In the exact matching pipeline, the incoming query utterance is cleaned, case transformed, and lemmatized to match exact entities (GENE, CANCER TYPE, or DATA TYPE) from a lookup. In cases where the least disambiguation is required, this stage should yield results, thereby foregoing subsequent pipelines. The next pipeline, crowdsourced utterance matching, exploits the database of crowdsourced utterances generated via Pronunciation Quiz (Supplementary Fig. 2 and Supplementary Note 6). The performance of this pipeline is dependent on the distribution of attribute pronunciation variations captured in the crowdsourced utterance database. Any query utterance that cannot be resolved by exact matching is subjected to a lookup within the crowdsourced utterances. If the query utterance can be mapped to a single attribute value via crowdsourced utterances, that attribute value is returned by the OOVMS.

Finally, any query utterance that cannot be resolved by the first two pipelines is subjected to predicted matching. A machine learning (ML) model trained on 90% (n = 21,683) of the crowdsourced utterance corpus is prepared to predict an optimal match for the incoming utterance. The preparation of the ML model consists of three steps: (i) dataset preparation, (ii) feature engineering, and (iii) model building. In dataset preparation, basic preprocessing is carried out on the utterance corpus. This involves cleaning and case transformation. In feature engineering, the raw dataset is transformed into flat features that can be used for training an ML model. The utterances are transformed into a combination of representations that are generated using traditional NLP (n-grams and TF-IDF) and context-aware vector representations (word embeddings). Phonetic representation and syllables are also captured in the final set of features generated. In the final step of model building, a random forest classifier (Scikit Learn) is trained – using the aforementioned features – to learn the mappings between the crowdsourced utterance transcriptions and intended target terms. A random forest classifier is a set of decision trees, each built over a random extraction of features and dataset observations. When subjected to a query utterance, it then combines the predictions from all trees, and the final result is calculated by a majority vote (with ties split randomly) (Supplementary Figure 3c).

The remaining 10% (n = 2,410) of the crowdsourced utterance corpus was subjected to the dataset preparation steps mentioned above and used for testing. We then determined the percentage of test utterances that could be accurately mapped by Amazon Alexa’s native ASR transcriptions versus our three-step OOVMS.

End-to-end testing framework

In addition to high coverage to unit testing, we developed a comprehensive end-to-end testing framework to continuously ensure microservice function, proper utterance mapping, and the veracity of Data Explorer Service results.

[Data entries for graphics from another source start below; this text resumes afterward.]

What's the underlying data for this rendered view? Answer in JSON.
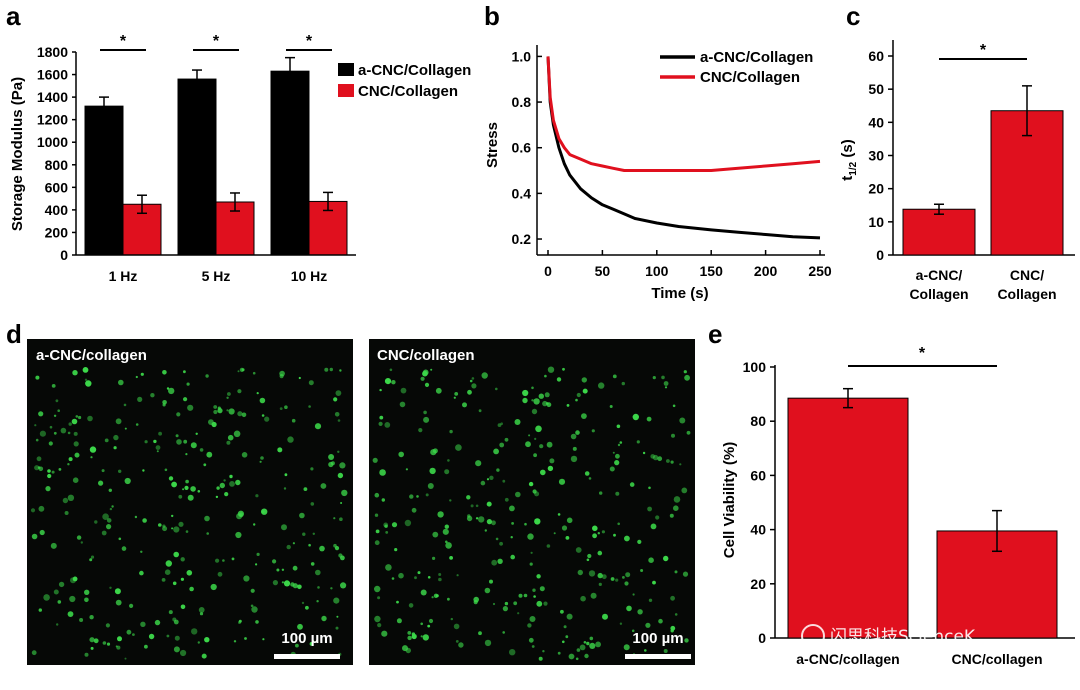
{
  "colors": {
    "black_series": "#000000",
    "red_series": "#e0101e",
    "dot_green": "#3cd94a",
    "image_bg": "#060806"
  },
  "panels": {
    "a": "a",
    "b": "b",
    "c": "c",
    "d": "d",
    "e": "e"
  },
  "chart_data": [
    {
      "panel": "a",
      "type": "bar",
      "categories": [
        "1 Hz",
        "5 Hz",
        "10 Hz"
      ],
      "series": [
        {
          "name": "a-CNC/Collagen",
          "values": [
            1320,
            1560,
            1630
          ],
          "errors": [
            80,
            80,
            120
          ]
        },
        {
          "name": "CNC/Collagen",
          "values": [
            450,
            470,
            475
          ],
          "errors": [
            80,
            80,
            80
          ]
        }
      ],
      "ylabel": "Storage Modulus (Pa)",
      "xlabel": "",
      "ylim": [
        0,
        1800
      ],
      "yticks": [
        "0",
        "200",
        "400",
        "600",
        "800",
        "1000",
        "1200",
        "1400",
        "1600",
        "1800"
      ],
      "significance": [
        "*",
        "*",
        "*"
      ],
      "legend_position": "top-right"
    },
    {
      "panel": "b",
      "type": "line",
      "xlabel": "Time (s)",
      "ylabel": "Stress",
      "xlim": [
        0,
        250
      ],
      "ylim": [
        0.13,
        1.05
      ],
      "xticks": [
        "0",
        "50",
        "100",
        "150",
        "200",
        "250"
      ],
      "yticks": [
        "0.2",
        "0.4",
        "0.6",
        "0.8",
        "1.0"
      ],
      "series": [
        {
          "name": "a-CNC/Collagen",
          "x": [
            0,
            2,
            5,
            10,
            15,
            20,
            30,
            40,
            50,
            60,
            70,
            80,
            100,
            120,
            150,
            175,
            200,
            225,
            250
          ],
          "y": [
            1.0,
            0.8,
            0.7,
            0.6,
            0.53,
            0.48,
            0.42,
            0.38,
            0.35,
            0.33,
            0.31,
            0.29,
            0.27,
            0.255,
            0.24,
            0.23,
            0.22,
            0.21,
            0.205
          ]
        },
        {
          "name": "CNC/Collagen",
          "x": [
            0,
            2,
            5,
            10,
            15,
            20,
            30,
            40,
            50,
            60,
            70,
            80,
            100,
            120,
            150,
            175,
            200,
            225,
            250
          ],
          "y": [
            1.0,
            0.82,
            0.72,
            0.64,
            0.6,
            0.57,
            0.55,
            0.53,
            0.52,
            0.51,
            0.5,
            0.5,
            0.5,
            0.5,
            0.5,
            0.51,
            0.52,
            0.53,
            0.54
          ]
        }
      ],
      "legend_position": "top-right"
    },
    {
      "panel": "c",
      "type": "bar",
      "categories": [
        "a-CNC/\nCollagen",
        "CNC/\nCollagen"
      ],
      "values": [
        13.8,
        43.5
      ],
      "errors": [
        1.5,
        7.5
      ],
      "ylabel": "t1/2 (s)",
      "ylim": [
        0,
        60
      ],
      "yticks": [
        "0",
        "10",
        "20",
        "30",
        "40",
        "50",
        "60"
      ],
      "significance": "*"
    },
    {
      "panel": "e",
      "type": "bar",
      "categories": [
        "a-CNC/collagen",
        "CNC/collagen"
      ],
      "values": [
        88.5,
        39.5
      ],
      "errors": [
        3.5,
        7.5
      ],
      "ylabel": "Cell Viability (%)",
      "ylim": [
        0,
        100
      ],
      "yticks": [
        "0",
        "20",
        "40",
        "60",
        "80",
        "100"
      ],
      "significance": "*"
    }
  ],
  "panel_d": {
    "images": [
      {
        "label": "a-CNC/collagen",
        "scale_bar": "100 µm"
      },
      {
        "label": "CNC/collagen",
        "scale_bar": "100 µm"
      }
    ]
  },
  "watermark": {
    "text": "闪思科技ScienceK"
  },
  "ylabel_c_main": "t",
  "ylabel_c_sub": "1/2",
  "ylabel_c_unit": " (s)"
}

See Supplementary Notes 8 and 9 for further details.

Statistics and reproducibility

Statistical testing in Melvin is performed using the numpy (version: 1.18.1) and scipy (version: 1.5.2) Python libraries. Melvin’s visualizations are generated using the Python libraries seaborn (version: 0.11.2), matplotlib (version: 3.1.3), squarify (version: 0.4.3), and pywaffle (version: 0.6.1).

Reporting summary

Further information on research design is available in the Nature Portfolio Reporting Summary linked to this article.